19 oct. à 17h15 à l’Excentris
5. Interior. Leather Bar
Vous avez entièrement raison d’être sceptiques quant à cet énième projet conceptuel de l’artiste « underground-mainstream » par excellence, cette véritable machine à idées travaillant sans relâche pour se défaire de toute étiquette : l’omniprésent James Franco. L’année 2013 nous a démontré que l’étendue de son talent n’est pas encore en parfaite symbiose avec la hauteur de ses ambitions (deux échecs particulièrement cuisants qu'il a dû essuyer: As I Lay Dying et Child of God).

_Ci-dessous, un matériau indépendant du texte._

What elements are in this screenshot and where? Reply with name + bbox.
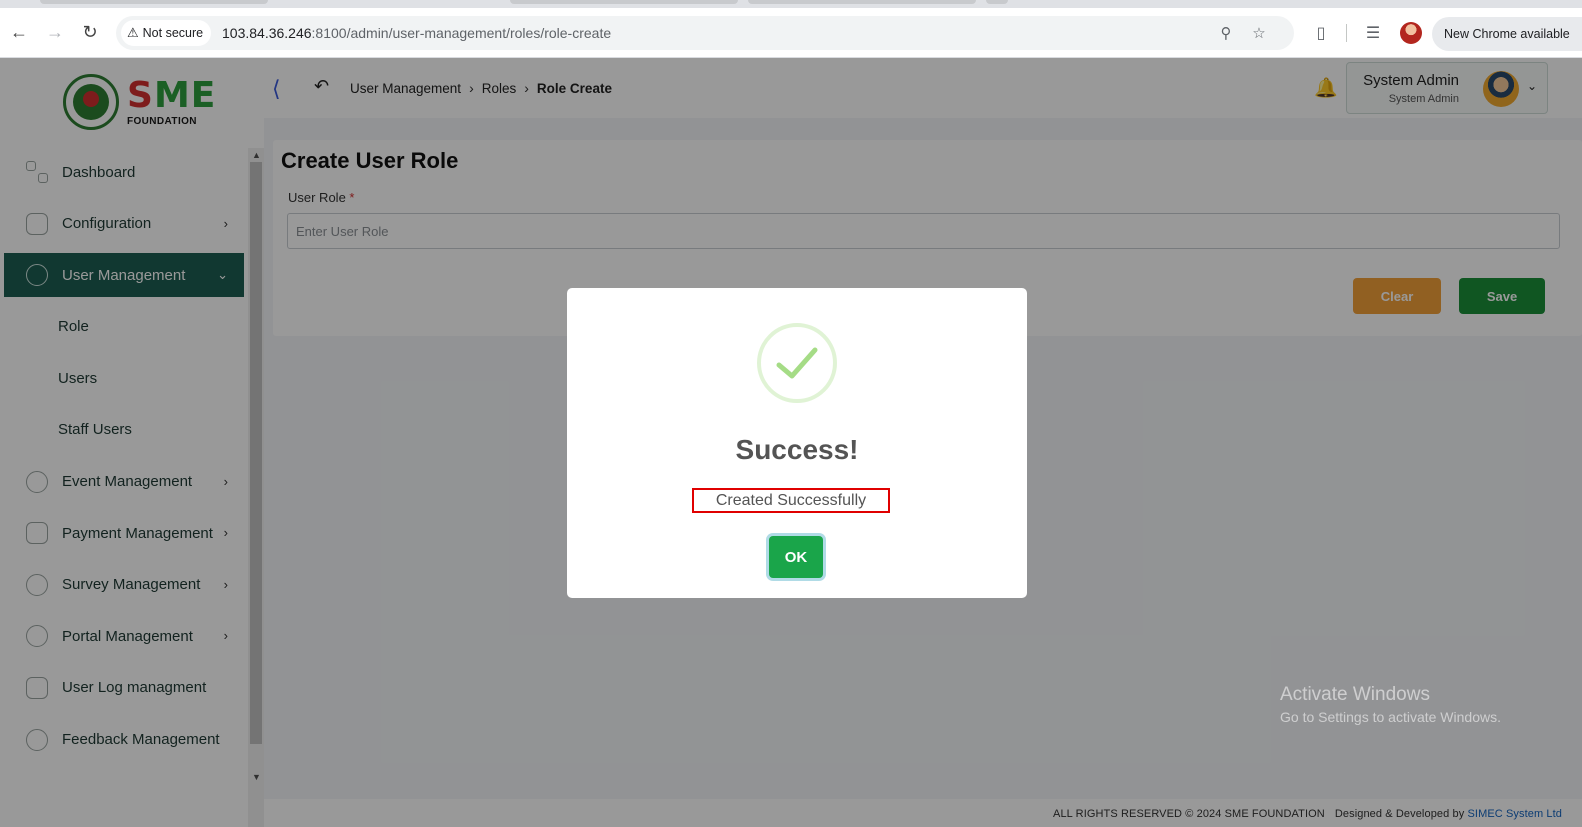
reload-icon[interactable]: ↻	[79, 21, 101, 43]
chrome-update-button[interactable]: New Chrome available ⋮	[1432, 17, 1582, 51]
browser-tab[interactable]	[986, 0, 1008, 4]
kebab-menu-icon[interactable]: ⋮	[1578, 27, 1582, 42]
media-queue-icon[interactable]: ☰	[1362, 22, 1384, 44]
toolbar-divider	[1346, 24, 1347, 42]
bookmark-star-icon[interactable]: ☆	[1249, 23, 1269, 43]
chrome-update-label: New Chrome available	[1444, 27, 1570, 41]
forward-arrow-icon[interactable]: →	[44, 21, 66, 43]
windows-activation-watermark: Activate Windows Go to Settings to activ…	[1280, 684, 1501, 725]
dialog-title: Success!	[735, 434, 859, 465]
extensions-icon[interactable]: ▯	[1310, 22, 1332, 44]
zoom-icon[interactable]: ⚲	[1216, 23, 1236, 43]
success-dialog: Success! Created Successfully OK	[567, 288, 1027, 598]
success-check-icon	[757, 323, 837, 403]
address-bar[interactable]: ⚠ Not secure 103.84.36.246:8100/admin/us…	[116, 16, 1294, 50]
url-text[interactable]: 103.84.36.246:8100/admin/user-management…	[222, 25, 611, 41]
profile-avatar-icon[interactable]	[1400, 22, 1422, 44]
security-chip[interactable]: ⚠ Not secure	[121, 20, 212, 46]
browser-toolbar: ← → ↻ ⚠ Not secure 103.84.36.246:8100/ad…	[0, 8, 1582, 58]
url-path: :8100/admin/user-management/roles/role-c…	[311, 25, 612, 41]
ok-button[interactable]: OK	[769, 536, 823, 578]
watermark-subtitle: Go to Settings to activate Windows.	[1280, 709, 1501, 725]
browser-tab[interactable]	[40, 0, 268, 4]
browser-tab[interactable]	[510, 0, 738, 4]
back-arrow-icon[interactable]: ←	[8, 21, 30, 43]
url-host: 103.84.36.246	[222, 25, 312, 41]
browser-tabstrip	[0, 0, 1582, 8]
dialog-message: Created Successfully	[692, 488, 890, 513]
security-label: Not secure	[142, 26, 204, 40]
warning-icon: ⚠	[127, 25, 139, 40]
checkmark-icon	[776, 347, 818, 379]
watermark-title: Activate Windows	[1280, 684, 1430, 705]
browser-tab[interactable]	[748, 0, 976, 4]
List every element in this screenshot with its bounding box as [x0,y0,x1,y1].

Mais Franco signe avec Interior. Leather Bar un projet méta conceptuel fort réussi, qui attaque de front notre malaise collectif à l’égard du corps masculin et de la sexualité (surtout gaie). En compagnie du co-réalisateur Travis Mathews, Interior. Leather Bar recrée l’univers du film Cruising (1980), qui mettait en vedette Al Pacino dans le rôle d’un détective s’infiltrant dans des boîtes S&M gaies du New York de l’époque. Le projet de Franco et Mathews imagine et reconstitue les 40 minutes de Cruising qui auraient supposément été coupées au montage. Dans un des moments phares de ce docu savamment manipulé, Franco demande à son collègue pourquoi la proposition de voir deux hommes baiser à l'écran devrait le répugner, alors qu’il perçoit plutôt le sexe comme un moment de célébration, et surtout comme outil narratif au potentiel inexploré. Son ami, visiblement inquiet à l'idée d'en savoir davantage à propos de la philosophie Francoienne, reste discret. Franco, pour sa part, réussit son pari.
15 oct. à 21h à l’Excentris / 20 oct. à 18h30 au Cinéma du Parc
Le Festival du nouveau cinéma se poursuit jusqu’au 20 octobre.